40’ınıza geldiğinizde, sizi yıpratan o hayatla başa çıkamamış, bu yüzden alkole sığınmış bir herif oluyorsunuz! Bu da sizi daha depresif yapıyor. Bakış açınız da bulanıklaşıyor. Dünyayı daha karanlık görüyorsunuz. Tatmin olma duygunuzu kaybediyorsunuz. Hep daha fazlasını istiyorsunuz. Kendinizi yıpratıp, gittikçe dibe batıyorsunuz. Ben sonradan frene basmasaydım, hayatta değildim şu anda!
Müziği bırakarak, bu tükenişten kurtulacağınızı mı düşündünüz?
Evet! “Benim derdim müzik değil!” dedim. Benim asıl derdim müzikmiş gibi bir yanılsama yaratıyorum. Hayır, o değil! Benim derdim müzikle değil, hayatla! Hit şarkı yapmayı biliyorum, sahneyi çıkmayı biliyorum, insanları etkilemeyi biliyorum, para kazanmayı biliyorum, başarılı olmayı biliyorum. Ama bunların hiçbiri, benim içimdeki o kırık yeri iyileştirmiyor. Demek ki müzikle ilgili değil! “Benim, sakinleşmesi gereken, bir süre bir şey yapmayıp kendini toparlayan bir herife dönüşmem gerek” diye düşünüp müzikle ilişkimi kesiyorum. “Kafamı kurcalayan her şeyi bir kenara koyup, dünyayı daha net görebilirim belki” diyorum.
Yani bir iyileşme arzusu…
Aynen! Sonradan, bir çocuk yapma hayaliyle, “Artık para kazanmam lazım, bir işim olmalı” diye müziğe döndüğümde çok büyük psikolojik zorluklar çektim. Ekonomi peşindeydim ve çok güçsüzdüm.
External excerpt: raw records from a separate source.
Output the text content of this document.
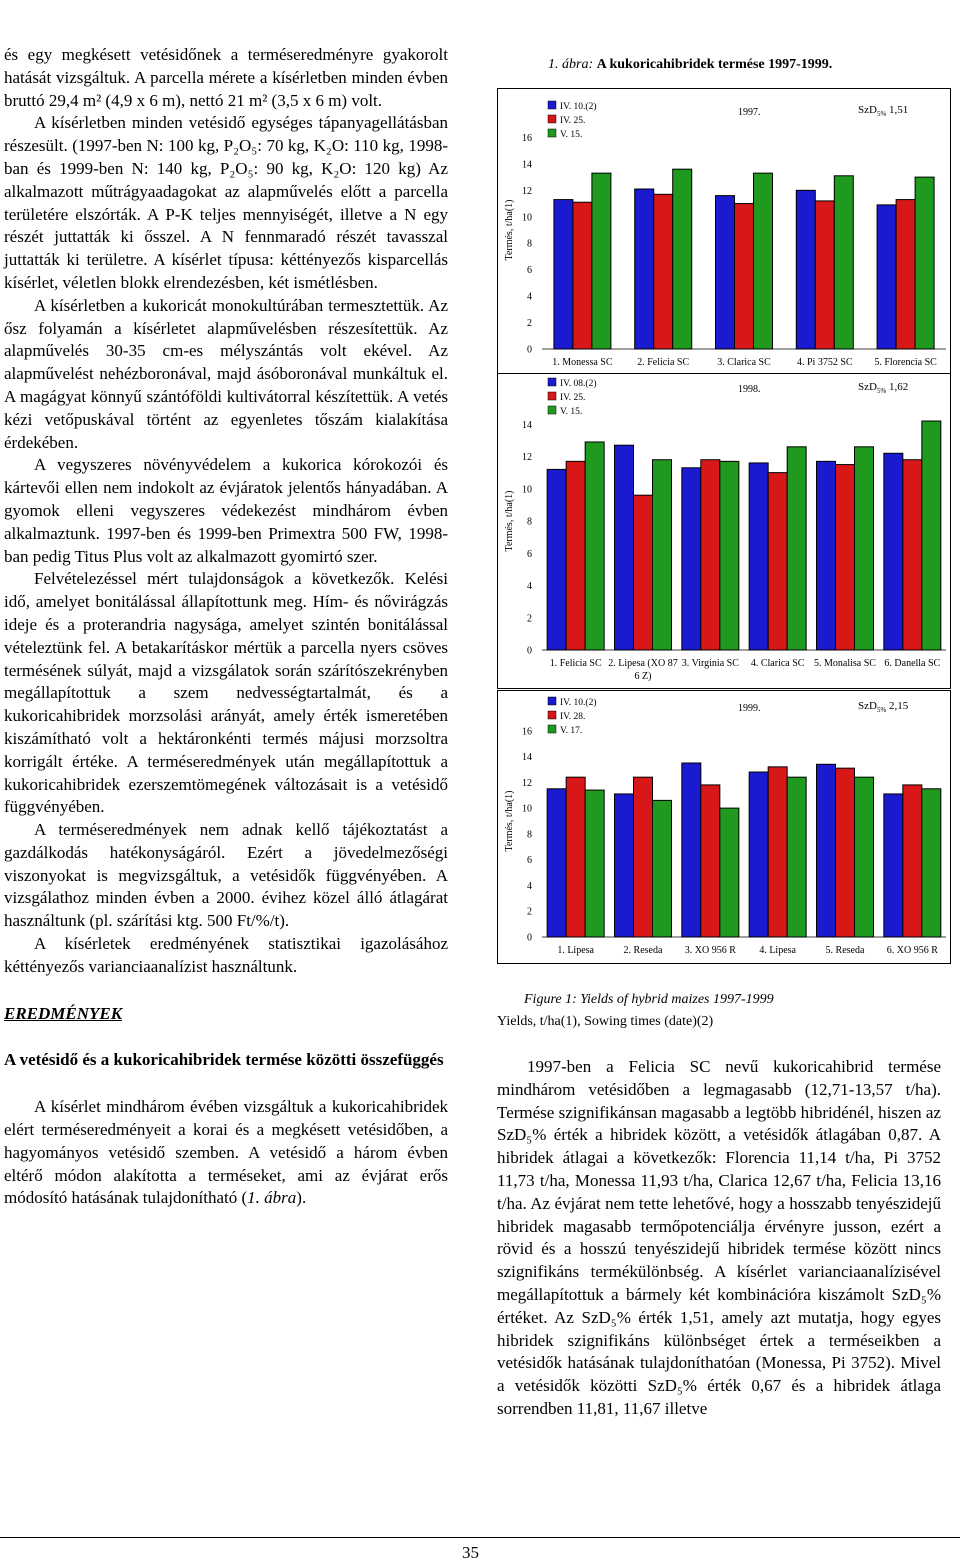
és egy megkésett vetésidőnek a terméseredményre gyakorolt hatását vizsgáltuk. A parcella mérete a kísérletben minden évben bruttó 29,4 m² (4,9 x 6 m), nettó 21 m² (3,5 x 6 m) volt.

A kísérletben minden vetésidő egységes tápanyagellátásban részesült. (1997-ben N: 100 kg, P₂O₅: 70 kg, K₂O: 110 kg, 1998-ban és 1999-ben N: 140 kg, P₂O₅: 90 kg, K₂O: 120 kg) Az alkalmazott műtrágyaadagokat az alapművelés előtt a parcella területére elszórták. A P-K teljes mennyiségét, illetve a N egy részét juttatták ki ősszel. A N fennmaradó részét tavasszal juttatták ki területre. A kísérlet típusa: kéttényezős kisparcellás kísérlet, véletlen blokk elrendezésben, két ismétlésben.

A kísérletben a kukoricát monokultúrában termesztettük. Az ősz folyamán a kísérletet alapművelésben részesítettük. Az alapművelés 30-35 cm-es mélyszántás volt ekével. Az alapművelést nehézboronával, majd ásóboronával munkáltuk el. A magágyat könnyű szántóföldi kultivátorral készítettük. A vetés kézi vetőpuskával történt az egyenletes tőszám kialakítása érdekében.

A vegyszeres növényvédelem a kukorica kórokozói és kártevői ellen nem indokolt az évjáratok jelentős hányadában. A gyomok elleni vegyszeres védekezést mindhárom évben alkalmaztunk. 1997-ben és 1999-ben Primextra 500 FW, 1998-ban pedig Titus Plus volt az alkalmazott gyomirtó szer.

Felvételezéssel mért tulajdonságok a következők. Kelési idő, amelyet bonitálással állapítottunk meg. Hím- és nővirágzás ideje és a proterandria nagysága, amelyet szintén bonitálással vételeztünk fel. A betakarításkor mértük a parcella nyers csöves termésének súlyát, majd a vizsgálatok során szárítószekrényben megállapítottuk a szem nedvességtartalmát, és a kukoricahibridek morzsolási arányát, amely érték ismeretében kiszámítható volt a hektáronkénti termés májusi morzsoltra korrigált értéke. A terméseredmények után megállapítottuk a kukoricahibridek ezerszemtömegének változásait is a vetésidő függvényében.

A terméseredmények nem adnak kellő tájékoztatást a gazdálkodás hatékonyságáról. Ezért a jövedelmezőségi viszonyokat is megvizsgáltuk, a vetésidők függvényében. A vizsgálathoz minden évben a 2000. évihez közel álló átlagárat használtunk (pl. szárítási ktg. 500 Ft/%/t).

A kísérletek eredményének statisztikai igazolásához kéttényezős varianciaanalízist használtunk.

EREDMÉNYEK
A vetésidő és a kukoricahibridek termése közötti összefüggés

A kísérlet mindhárom évében vizsgáltuk a kukoricahibridek elért terméseredményeit a korai és a megkésett vetésidőben, a hagyományos vetésidő szemben. A vetésidő a három évben eltérő módon alakította a terméseket, ami az évjárat erős módosító hatásának tulajdonítható (1. ábra).

1. ábra: A kukoricahibridek termése 1997-1999.
0
2
4
6
8
10
12
14
16
Termés, t/ha(1)
1. Monessa SC 2. Felicia SC	3. Clarica SC	4. Pi 3752 SC 5. Florencia SC
IV. 10.(2)
IV. 25.
V. 15.
1997.	SzD$_{5\%}$ 1,51
0
2
4
6
8
10
12
14
Termés, t/ha(1)
1. Felicia SC 2. Lipesa (XO 87
6 Z)
3. Virginia SC 4. Clarica SC 5. Monalisa SC 6. Danella SC
IV. 08.(2)
IV. 25.
V. 15.
1998.	SzD$_{5\%}$ 1,62
0
2
4
6
8
10
12
14
16
Termés, t/ha(1)
1. Lipesa	2. Reseda 3. XO 956 R 4. Lipesa	5. Reseda 6. XO 956 R
IV. 10.(2)
IV. 28.
V. 17.
1999.	SzD$_{5\%}$ 2,15
Figure 1: Yields of hybrid maizes 1997-1999
Yields, t/ha(1), Sowing times (date)(2)

1997-ben a Felicia SC nevű kukoricahibrid termése mindhárom vetésidőben a legmagasabb (12,71-13,57 t/ha). Termése szignifikánsan magasabb a legtöbb hibridénél, hiszen az SzD₅% érték a hibridek között, a vetésidők átlagában 0,87. A hibridek átlagai a következők: Florencia 11,14 t/ha, Pi 3752 11,73 t/ha, Monessa 11,93 t/ha, Clarica 12,67 t/ha, Felicia 13,16 t/ha. Az évjárat nem tette lehetővé, hogy a hosszabb tenyészidejű hibridek magasabb termőpotenciálja érvényre jusson, ezért a rövid és a hosszú tenyészidejű hibridek termése között nincs szignifikáns termékülönbség. A kísérlet varianciaanalízisével megállapítottuk a bármely két kombinációra kiszámolt SzD₅% értéket. Az SzD₅% érték 1,51, amely azt mutatja, hogy egyes hibridek szignifikáns különbséget értek a terméseikben a vetésidők hatásának tulajdoníthatóan (Monessa, Pi 3752). Mivel a vetésidők közötti SzD₅% érték 0,67 és a hibridek átlaga sorrendben 11,81, 11,67 illetve

35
Tam o sırada, teyzenizin ve yakın arkadaşınızın ölümü, o iyileşme sürecini tıkıyor…
Ölüm geldiğinde her şey susuyor! 44 yaşına gelmişsiniz. Hayattan hiçbir zevk almıyorsunuz. Sevdiklerinizi kaybetmeye devam ediyorsunuz. Sizi yukarıya çekebilecek hiçbir şey yok! Bir aile kurmamışsınız, bir çocuğunuz yok, bir ilişkiniz bile yok! Yapayalnız, kendini mahvetmeye çalışan bir herifsiniz. Mesleğe olan tutkunuz bitmiş! Yorgunsunuz. Güçlü olmaya çabaladıkça daha da güçsüzleşip kayboluyorsunuz.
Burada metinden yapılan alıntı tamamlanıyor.